I am going down, though I have no better weapon than
a barrel-stave.”
And he hummed, rapping on the inscribed
and whittled bench with his fingers, the refrain of
the famous League song:
“For we’ll fight
till all be grey
The Valois at our feet to-day,
In his deep grave the Bearnais
Our chief has come the
Balafre!”
But Professor Anatole did not hear.
He was in the whirl of his exposition of the blessings
of universal peace. The Church had always brought
a sword, and would to the end. But Philosophy,
Divine Philosophy, which was what Solomon meant peace
was within her walls, prosperity, etc.
And by this time the Spaniard, otherwise
the Abbe John, was crawling stealthily towards the
locked door. Guy Launay, on the contrary, was
breathing hard, rustling leaves, taking notes for two,
both elbows working. The Master was in the full
rush of his discourse. He saw nothing, knew nothing.
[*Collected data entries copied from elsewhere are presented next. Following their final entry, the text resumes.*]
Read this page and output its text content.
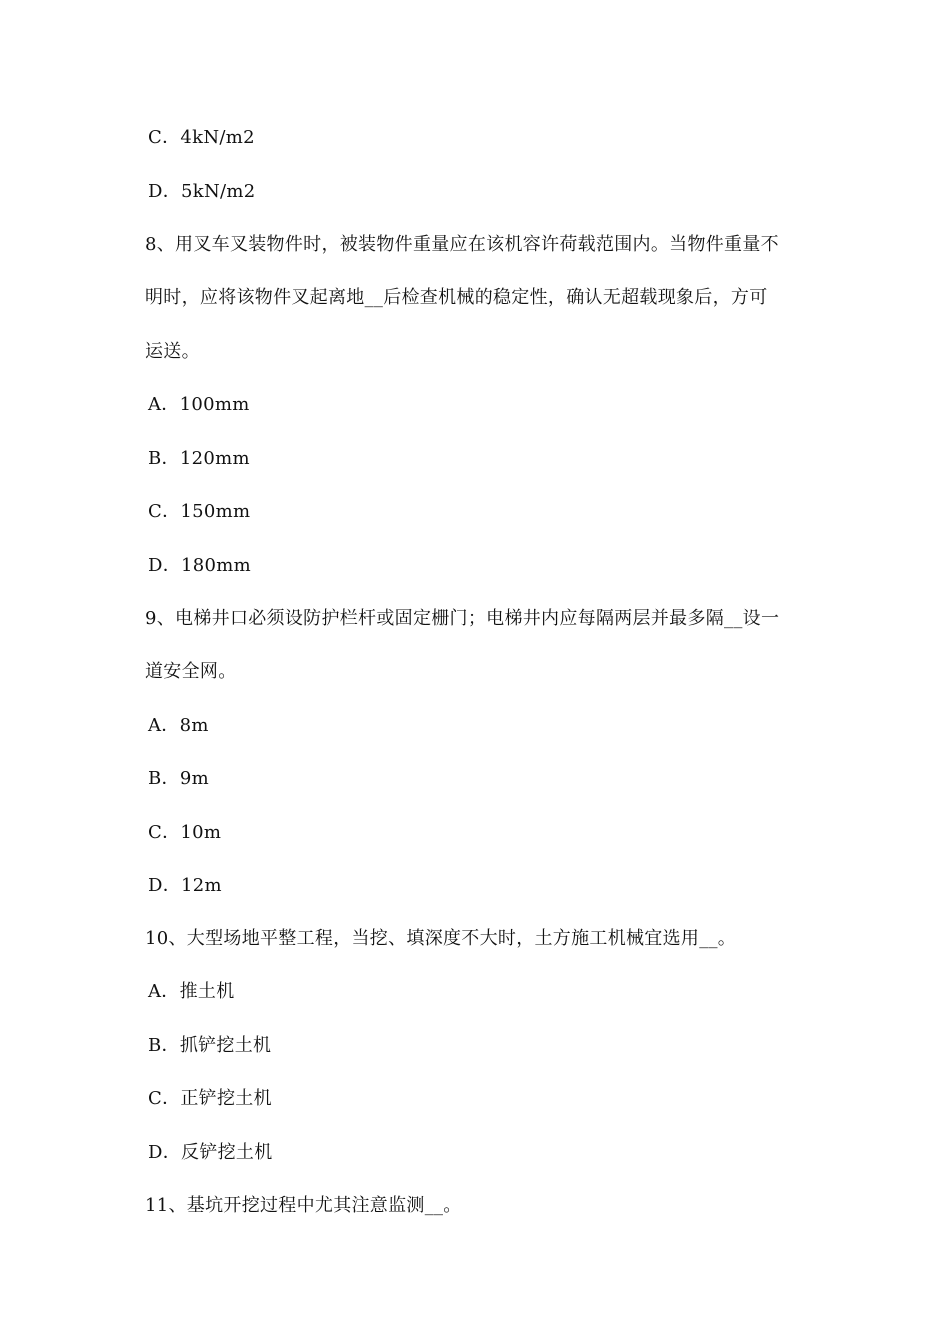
C．4kN/m2
D．5kN/m2
8、用叉车叉装物件时，被装物件重量应在该机容许荷载范围内。当物件重量不
明时，应将该物件叉起离地__后检查机械的稳定性，确认无超载现象后，方可
运送。
A．100mm
B．120mm
C．150mm
D．180mm
9、电梯井口必须设防护栏杆或固定栅门；电梯井内应每隔两层并最多隔__设一
道安全网。
A．8m
B．9m
C．10m
D．12m
10、大型场地平整工程，当挖、填深度不大时，土方施工机械宜选用__。
A．推土机
B．抓铲挖土机
C．正铲挖土机
D．反铲挖土机
11、基坑开挖过程中尤其注意监测__。
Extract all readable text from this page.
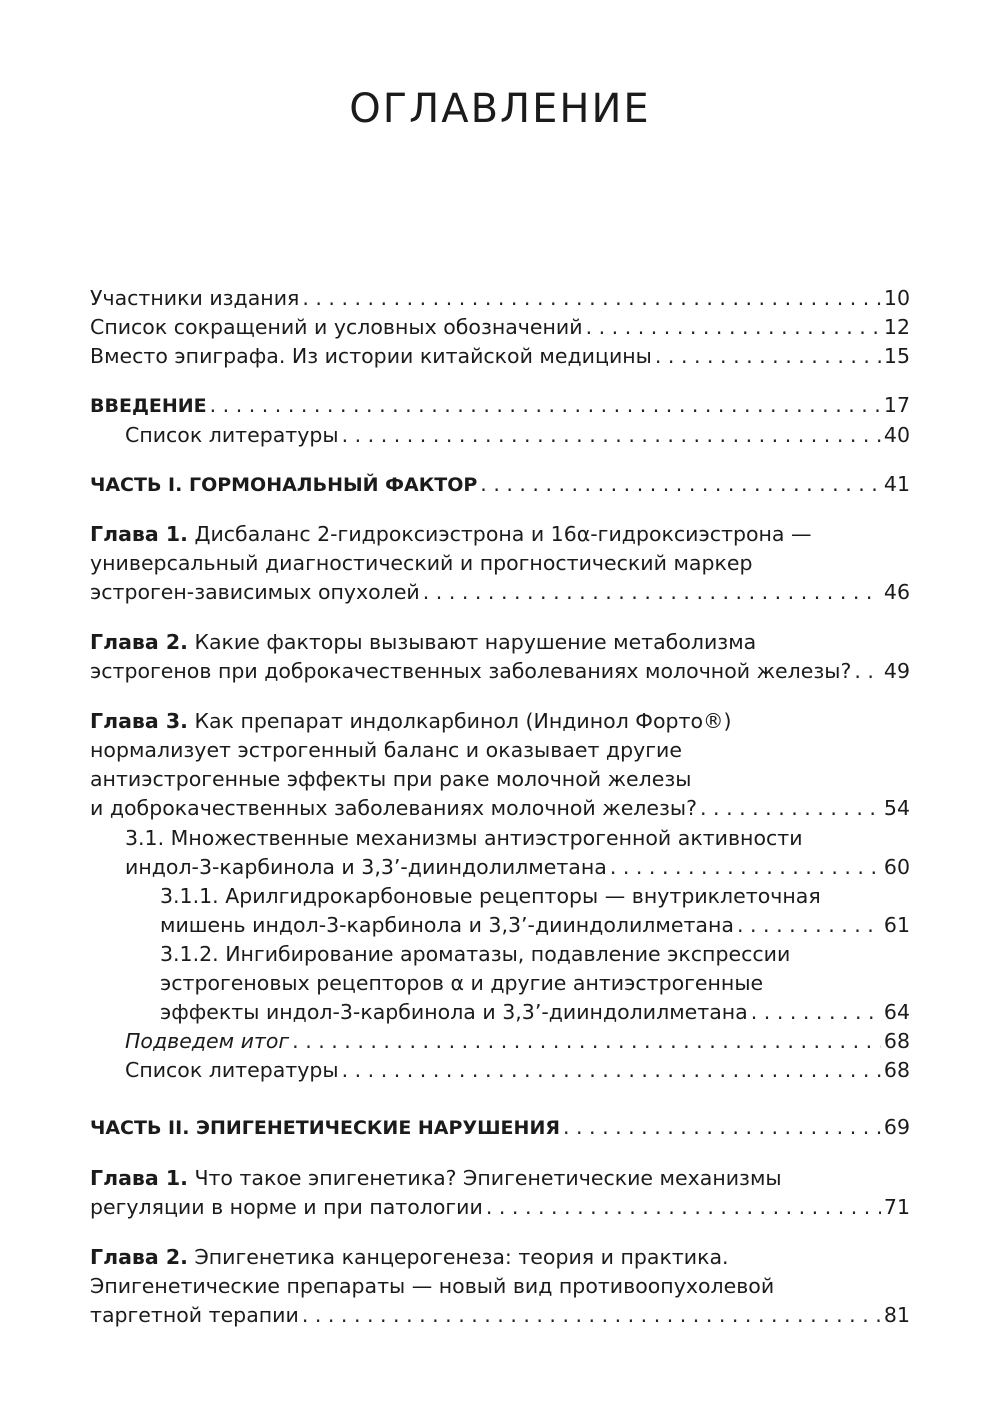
ОГЛАВЛЕНИЕ
Участники издания . . .	10
Список сокращений и условных обозначений . . .	12
Вместо эпиграфа. Из истории китайской медицины . . .	15
ВВЕДЕНИЕ . . .	17
Список литературы . . .	40
ЧАСТЬ I. ГОРМОНАЛЬНЫЙ ФАКТОР . . .	41
Глава 1. Дисбаланс 2-гидроксиэстрона и 16α-гидроксиэстрона —
универсальный диагностический и прогностический маркер
эстроген-зависимых опухолей . . .	46
Глава 2. Какие факторы вызывают нарушение метаболизма
эстрогенов при доброкачественных заболеваниях молочной железы? . . . 49
Глава 3. Как препарат индолкарбинол (Индинол Форто®)
нормализует эстрогенный баланс и оказывает другие
антиэстрогенные эффекты при раке молочной железы
и доброкачественных заболеваниях молочной железы? . . .	54
3.1. Множественные механизмы антиэстрогенной активности
индол-3-карбинола и 3,3’-дииндолилметана . . .	60
3.1.1. Арилгидрокарбоновые рецепторы — внутриклеточная
мишень индол-3-карбинола и 3,3’-дииндолилметана . . .	61
3.1.2. Ингибирование ароматазы, подавление экспрессии
эстрогеновых рецепторов α и другие антиэстрогенные
эффекты индол-3-карбинола и 3,3’-дииндолилметана . . .	64
Подведем итог . . .	68
Список литературы . . .	68
ЧАСТЬ II. ЭПИГЕНЕТИЧЕСКИЕ НАРУШЕНИЯ . . .	69
Глава 1. Что такое эпигенетика? Эпигенетические механизмы
регуляции в норме и при патологии . . .	71
Глава 2. Эпигенетика канцерогенеза: теория и практика.
Эпигенетические препараты — новый вид противоопухолевой
таргетной терапии . . .	81
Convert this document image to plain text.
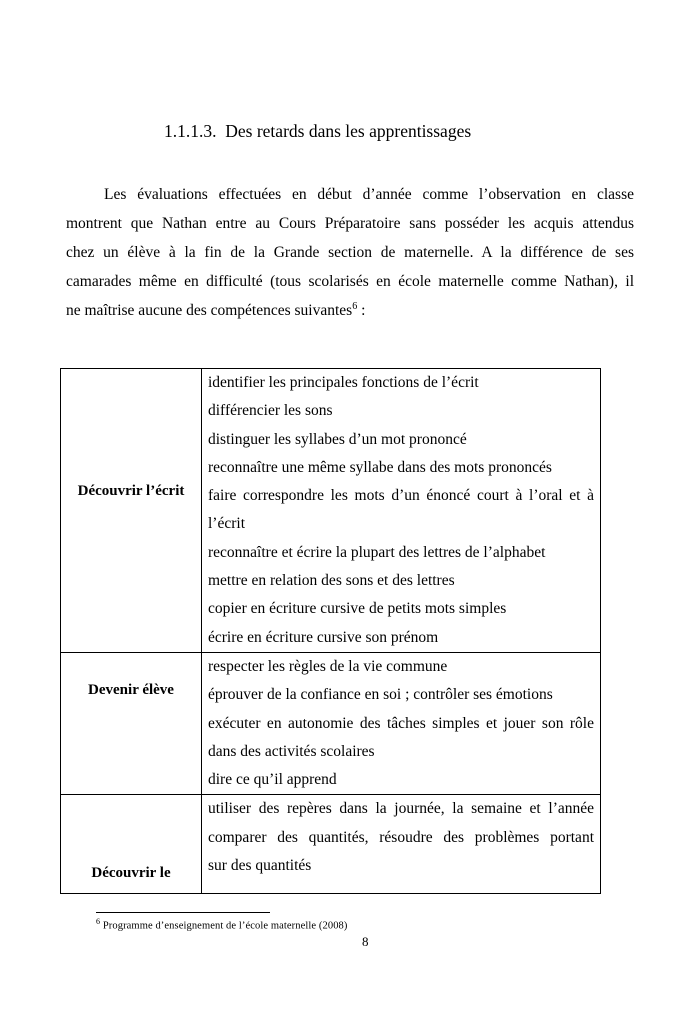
1.1.1.3. Des retards dans les apprentissages
Les évaluations effectuées en début d’année comme l’observation en classe
montrent que Nathan entre au Cours Préparatoire sans posséder les acquis attendus
chez un élève à la fin de la Grande section de maternelle. A la différence de ses
camarades même en difficulté (tous scolarisés en école maternelle comme Nathan), il
ne maîtrise aucune des compétences suivantes$^6$ :
Découvrir l’écrit
identifier les principales fonctions de l’écrit
différencier les sons
distinguer les syllabes d’un mot prononcé
reconnaître une même syllabe dans des mots prononcés
faire correspondre les mots d’un énoncé court à l’oral et à
l’écrit
reconnaître et écrire la plupart des lettres de l’alphabet
mettre en relation des sons et des lettres
copier en écriture cursive de petits mots simples
écrire en écriture cursive son prénom
Devenir élève
respecter les règles de la vie commune
éprouver de la confiance en soi ; contrôler ses émotions
exécuter en autonomie des tâches simples et jouer son rôle
dans des activités scolaires
dire ce qu’il apprend
Découvrir le
utiliser des repères dans la journée, la semaine et l’année
comparer des quantités, résoudre des problèmes portant
sur des quantités
$^6$ Programme d’enseignement de l’école maternelle (2008)
8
He had forgotten the robing-room in the affirmation
that, “In the midst of turmoil, the truly philosophic
may, and often does, preserve the true peace the
truest of all, peace of mind, peace of conscience.”
Bang!
There was a tremendous explosion immediately under
the window.
“The King’s men blowing
up a barricade!” thought the Abbe John, with
his hand on the great flat key, but drawing back a
little. “If that does not wake him up,
nothing will.”
But the gentle, even voice went on,
triumphing the periods so familiar to the
lecturer ringing out more clearly than ever. “Wars
shall cease only when Wisdom, which is God, shall
prevail. Philosophy is at one with Religion.
The Thousand Years shall come a thousand times over
and on the earth shall reign ”
The key gritted in the lock.
The Abbe John disappeared behind the heavy curtain
which hid the door of the robing-room.
The next moment he found himself in
the presence of a man, lying rigidly on the Professor’s
table, all among the books and papers, and of the
fairest young girl the Abbe John had ever seen, gently
closing eyes which would never more look out upon
the world.
Within, the Professor’s voice
droned on, discoursing of peace, righteousness, and
eternal law. The great Day of the Barricades rattled
and thundered without. Acrid blasts of sulphurous
reek drove into the quiet room, and the Abbe John,
speechless with amazement, looked into the wet eyes
of this wonderful vision the purest, the
loveliest, the most forlorn maid in France.